To provide exact cost estimates for an AI initiative, we first need to complete a project discovery, but we understand that our clients often require a quote much earlier than that. To satisfy these needs, we offer ballpark quotes (use our online calculator to get one) and give preliminary estimates at early project planning stages (e.g., using T-shirt sizing or PERT methods). When it comes to the final quote, we provide a detailed cost breakdown and draw up a contingency budget to make sure our clients know exactly what they are paying for. Feel free to explore our cost estimation practices in the dedicated guide.
We've heard that data quality is one of the most critical factors for AI success. We don't know if our data is of sufficient quality.
Indeed, data quality largely determines AI output accuracy. However, quality is not an inherent or objective attribute of any data set. Each project has different requirements, so even if the quality of your data is lower than expected, our data engineers can improve it to achieve the desired level. Our professionals use automated tools to assess, cleanse, and deduplicate the data to avoid human error and save time. In case your data is insufficient, we can also enrich it by using external sources (e.g., financial data marketplaces, social media, GIS).
How reliable is AI output? Will we need human staff to check and control it?
The need for human involvement depends on the case. High-risk tasks like medical image analysis may require constant human presence to verify the AI output, while lower risk tasks (e.g., data entry) will require zero or close to zero human participation. Here are some of the key factors that affect AI output quality, depending on the use case:
Data quality and quantity. Training data should be clean, relevant to the use case, and representative of the future input that AI will process. Since larger datasets often lead to a higher quality of output, we strive to collect as much data as necessary and can augment the data sets provided by our clients. For example, we can get additional data from relevant online sources with the help of web scraping tools or use generative adversarial networks (GANs) to generate synthetic data for the training set.
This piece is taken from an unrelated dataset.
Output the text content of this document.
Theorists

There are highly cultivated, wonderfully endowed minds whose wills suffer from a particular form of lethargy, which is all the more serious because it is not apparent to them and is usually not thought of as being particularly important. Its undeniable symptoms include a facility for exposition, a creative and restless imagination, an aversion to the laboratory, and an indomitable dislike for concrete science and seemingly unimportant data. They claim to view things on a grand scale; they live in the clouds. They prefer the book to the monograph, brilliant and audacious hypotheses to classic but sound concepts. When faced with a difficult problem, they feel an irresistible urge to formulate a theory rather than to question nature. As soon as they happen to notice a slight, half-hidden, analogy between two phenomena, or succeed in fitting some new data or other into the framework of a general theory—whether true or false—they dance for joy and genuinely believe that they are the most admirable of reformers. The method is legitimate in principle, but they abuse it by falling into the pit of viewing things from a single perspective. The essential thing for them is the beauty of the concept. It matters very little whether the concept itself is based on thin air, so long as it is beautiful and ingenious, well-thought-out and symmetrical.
Model selection and training. Depending on the project specifics, we select ML models that will ensure adequate output accuracy and an acceptable cost-to-performance ratio. For highly innovative cases, we develop custom ML models.
Model validation and testing. We implement robust ML validation and testing mechanisms, including cross-validation.
Evaluation metrics. We define and apply clear evaluation metrics that align with the AI solution’s goal. Common metrics include precision, recall, F1-score, and mean squared error. We monitor and evaluate model performance using these metrics.
Human-in-the-Loop (HITL). Depending on the use case and criticality of the output, it may be necessary to implement the Human-in-the-Loop (HITL) system. This involves human reviewers who can validate or adjust the AI output when necessary. It may be recommended for cases like content moderation, medical diagnosing, and legal document review.
Feedback loop. After every iteration, the AI output is submitted for an expert review. The feedback is then incorporated into the next version of the model to improve its accuracy.
Monitoring and alerting. We can implement monitoring and alerting systems to detect anomalies or drops in model performance. This allows for proactive intervention when AI accuracy degrades.
AI is known to be prone to biases and may violate human rights. How do we avoid it?
Currently, the best way to avoid harmful biases in AI output is to build your software in alignment with UNESCO’s Human Rights Approach to AI. To do this, we recommend starting artificial intelligence software development with Human Rights Impact Assessments (HRIA) to identify potential cases where the technology may affect individuals’ rights. When conducting the research, it’s essential to combine domain expertise with feedback from multiple stakeholders, including potential end users and representatives of affected communities.